§ 9. Mr. James Griffiths
asked the Minister of Labour the number of persons examined by the medical boards under the Military Service Acts since the outbreak of war; and the numbers placed in each grade by the board; whether men examined and graded by the boards are given the right of appeal against their grading; and what steps must they take to lodge their appeals?
§ Mr.

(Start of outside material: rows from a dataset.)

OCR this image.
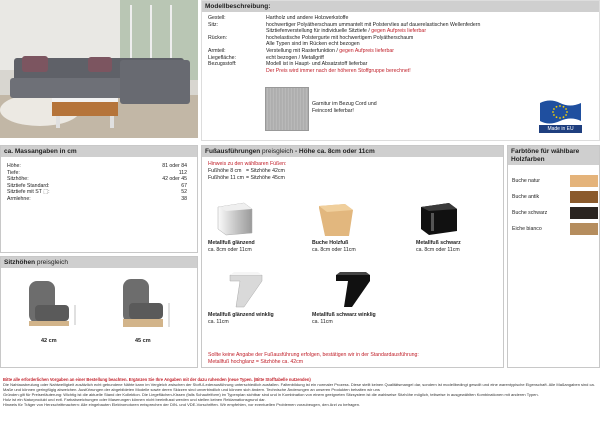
Modellbeschreibung:
Gestell:	Hartholz und andere Holzwerkstoffe
Sitz:	hochwertiger Polyätherschaum ummantelt mit Polstervlies auf dauerelastischen Wellenfedern
Sitztiefenverstellung für individuelle Sitztiefe / gegen Aufpreis lieferbar
Rücken:	hochelastische Polstergurte mit hochwertigem Polyätherschaum
Alle Typen sind im Rücken echt bezogen
Armteil:	Verstellung mit Rasterfunktion / gegen Aufpreis lieferbar
Liegefläche:	echt bezogen / Metallgriff
Bezugsstoff:	Modell ist in Haupt- und Absatzstoff lieferbar
Der Preis wird immer nach der höheren Stoffgruppe berechnet!
Garnitur im Bezug Cord und Feincord lieferbar!
Made in EU
ca. Massangaben in cm
Höhe:	81 oder 84
Tiefe:	112
Sitzhöhe:	42 oder 45
Sitztiefe Standard:	67
Sitztiefe mit ST ⬚:	52
Armlehne:	38
Sitzhöhen preisgleich
42 cm	45 cm
Fußausführungen preisgleich - Höhe ca. 8cm oder 11cm
Hinweis zu den wählbaren Füßen:
Fußhöhe 8 cm = Sitzhöhe 42cm
Fußhöhe 11 cm = Sitzhöhe 45cm
Metallfuß glänzend
ca. 8cm oder 11cm
Buche Holzfuß
ca. 8cm oder 11cm
Metallfuß schwarz
ca. 8cm oder 11cm
Metallfuß glänzend winklig
ca. 11cm
Metallfuß schwarz winklig
ca. 11cm
Sollte keine Angabe der Fußausführung erfolgen, bestätigen wir in der Standardausführung:
Metallfuß hochglanz = Sitzhöhe ca. 42cm
Farbtöne für wählbare Holzfarben
Buche natur
Buche antik
Buche schwarz
Eiche bianco
Bitte alle erforderlichen Vorgaben an einer Bestellung beachten. Ergänzen Sie Ihre Angaben mit der dazu ruhenden (neue Typen. (Bitte Stofftabelle nutzenden)
Die Nahtausbeulung oder Nahtwelligkeit zusätzlich echt gebundene Nähte kann im Vergleich zwischen der Stoff-/Lederausführung unterschiedlich ausfallen. Faltenbildung ist ein normaler Prozess. Diese stellt keinen Qualitätsmangel dar, sondern ist modellbedingt gewollt und eine warentypische Eigenschaft. Alle Maßangaben sind ca. Maße und können geringfügig abweichen. Ausführungen der abgebildeten Modelle sowie deren Skizzen sind unverbindlich und können sich ändern. Technische Änderungen an unseren Produkten behalten wir uns
Gründen gilt für Preiserläuterung: Wichtig ist die aktuelle Stand der Kollektion. Die Liegeflächen-Kissen (falls Schaufelform) im Typenplan sichtbar sind und in Kombination von einem geeigneten Sitzsystem ist die wahlweise Sitzhöhe möglich, teilweise in ausgewählten Kombinationen mit anderen Typen.
Holz ist ein Naturprodukt und evtl. Farbabweichungen oder Maserungen können nicht beeinflusst werden und stellen keinen Reklamationsgrund dar.
Hinweis für Träger von Herzschrittmachern: Alle eingebauten Elektromotoren entsprechen der DIN- und VDE-Vorschriften. Wir empfehlen, vor eventuellen Problemen vorzubeugen, den Arzt zu befragen.
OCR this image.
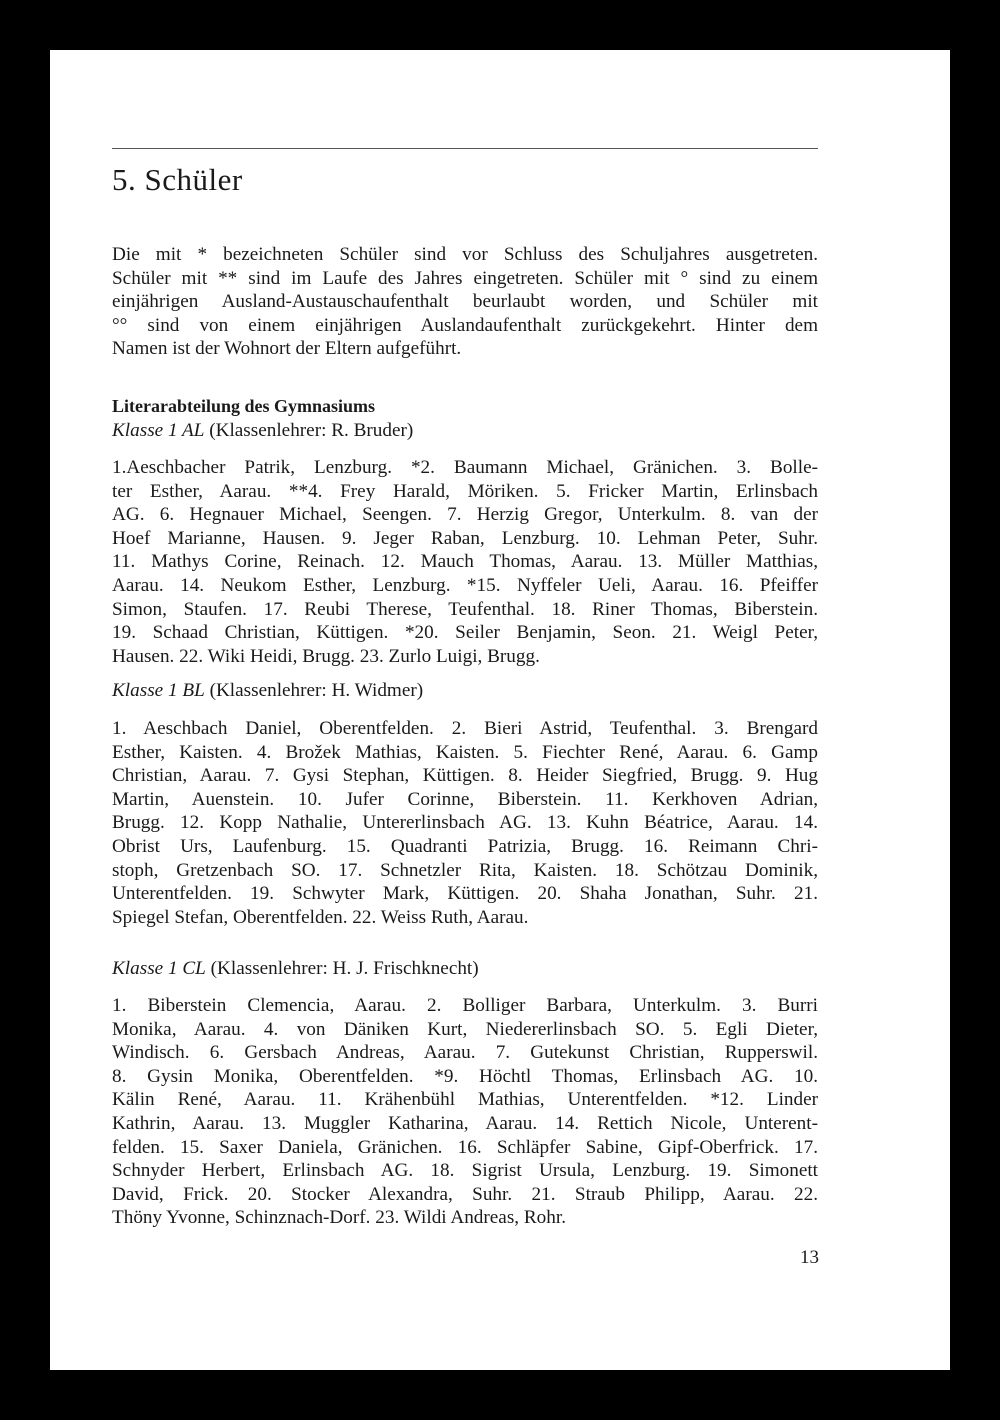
5. Schüler
Die mit * bezeichneten Schüler sind vor Schluss des Schuljahres ausgetreten.
Schüler mit ** sind im Laufe des Jahres eingetreten. Schüler mit ° sind zu einem
einjährigen Ausland-Austauschaufenthalt beurlaubt worden, und Schüler mit
°° sind von einem einjährigen Auslandaufenthalt zurückgekehrt. Hinter dem
Namen ist der Wohnort der Eltern aufgeführt.
Literarabteilung des Gymnasiums
Klasse 1 AL (Klassenlehrer: R. Bruder)
1.Aeschbacher Patrik, Lenzburg. *2. Baumann Michael, Gränichen. 3. Bolle-
ter Esther, Aarau. **4. Frey Harald, Möriken. 5. Fricker Martin, Erlinsbach
AG. 6. Hegnauer Michael, Seengen. 7. Herzig Gregor, Unterkulm. 8. van der
Hoef Marianne, Hausen. 9. Jeger Raban, Lenzburg. 10. Lehman Peter, Suhr.
11. Mathys Corine, Reinach. 12. Mauch Thomas, Aarau. 13. Müller Matthias,
Aarau. 14. Neukom Esther, Lenzburg. *15. Nyffeler Ueli, Aarau. 16. Pfeiffer
Simon, Staufen. 17. Reubi Therese, Teufenthal. 18. Riner Thomas, Biberstein.
19. Schaad Christian, Küttigen. *20. Seiler Benjamin, Seon. 21. Weigl Peter,
Hausen. 22. Wiki Heidi, Brugg. 23. Zurlo Luigi, Brugg.
Klasse 1 BL (Klassenlehrer: H. Widmer)
1. Aeschbach Daniel, Oberentfelden. 2. Bieri Astrid, Teufenthal. 3. Brengard
Esther, Kaisten. 4. Brožek Mathias, Kaisten. 5. Fiechter René, Aarau. 6. Gamp
Christian, Aarau. 7. Gysi Stephan, Küttigen. 8. Heider Siegfried, Brugg. 9. Hug
Martin, Auenstein. 10. Jufer Corinne, Biberstein. 11. Kerkhoven Adrian,
Brugg. 12. Kopp Nathalie, Untererlinsbach AG. 13. Kuhn Béatrice, Aarau. 14.
Obrist Urs, Laufenburg. 15. Quadranti Patrizia, Brugg. 16. Reimann Chri-
stoph, Gretzenbach SO. 17. Schnetzler Rita, Kaisten. 18. Schötzau Dominik,
Unterentfelden. 19. Schwyter Mark, Küttigen. 20. Shaha Jonathan, Suhr. 21.
Spiegel Stefan, Oberentfelden. 22. Weiss Ruth, Aarau.
Klasse 1 CL (Klassenlehrer: H. J. Frischknecht)
1. Biberstein Clemencia, Aarau. 2. Bolliger Barbara, Unterkulm. 3. Burri
Monika, Aarau. 4. von Däniken Kurt, Niedererlinsbach SO. 5. Egli Dieter,
Windisch. 6. Gersbach Andreas, Aarau. 7. Gutekunst Christian, Rupperswil.
8. Gysin Monika, Oberentfelden. *9. Höchtl Thomas, Erlinsbach AG. 10.
Kälin René, Aarau. 11. Krähenbühl Mathias, Unterentfelden. *12. Linder
Kathrin, Aarau. 13. Muggler Katharina, Aarau. 14. Rettich Nicole, Unterent-
felden. 15. Saxer Daniela, Gränichen. 16. Schläpfer Sabine, Gipf-Oberfrick. 17.
Schnyder Herbert, Erlinsbach AG. 18. Sigrist Ursula, Lenzburg. 19. Simonett
David, Frick. 20. Stocker Alexandra, Suhr. 21. Straub Philipp, Aarau. 22.
Thöny Yvonne, Schinznach-Dorf. 23. Wildi Andreas, Rohr.
13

E. Brown
Of the men summoned for medical examination under the National Service (Armed Forces) Act from the outbreak of war to 10th February, 1940, 74.8 per cent. were placed by the medical boards in Grade I, 12.1 per cent. in Grade II, 8.2 per cent. in Grade III and 4.9 per cent. in Grade IV. It would not be in the public interest to state the actual numbers of men examined. There is no statutory provision for appeals against decisions of the medical boards. If, however, fresh medical evidence is produced which suggests that a man has been wrongly graded, it is placed before the chairman and where necessary the man is re-examined.
§ Mr. Griffiths
If a man appears before a board and is dissatisfied with his grading, and if his doctor is convinced that an injustice has been done, will a re-examination take place on the production of a certificate?
§ Mr. T. Williams
Seeing that there is no appeal against the designation of the medical board, will the authorities accept full responsibility for pension if a man should break down a few weeks afterwards?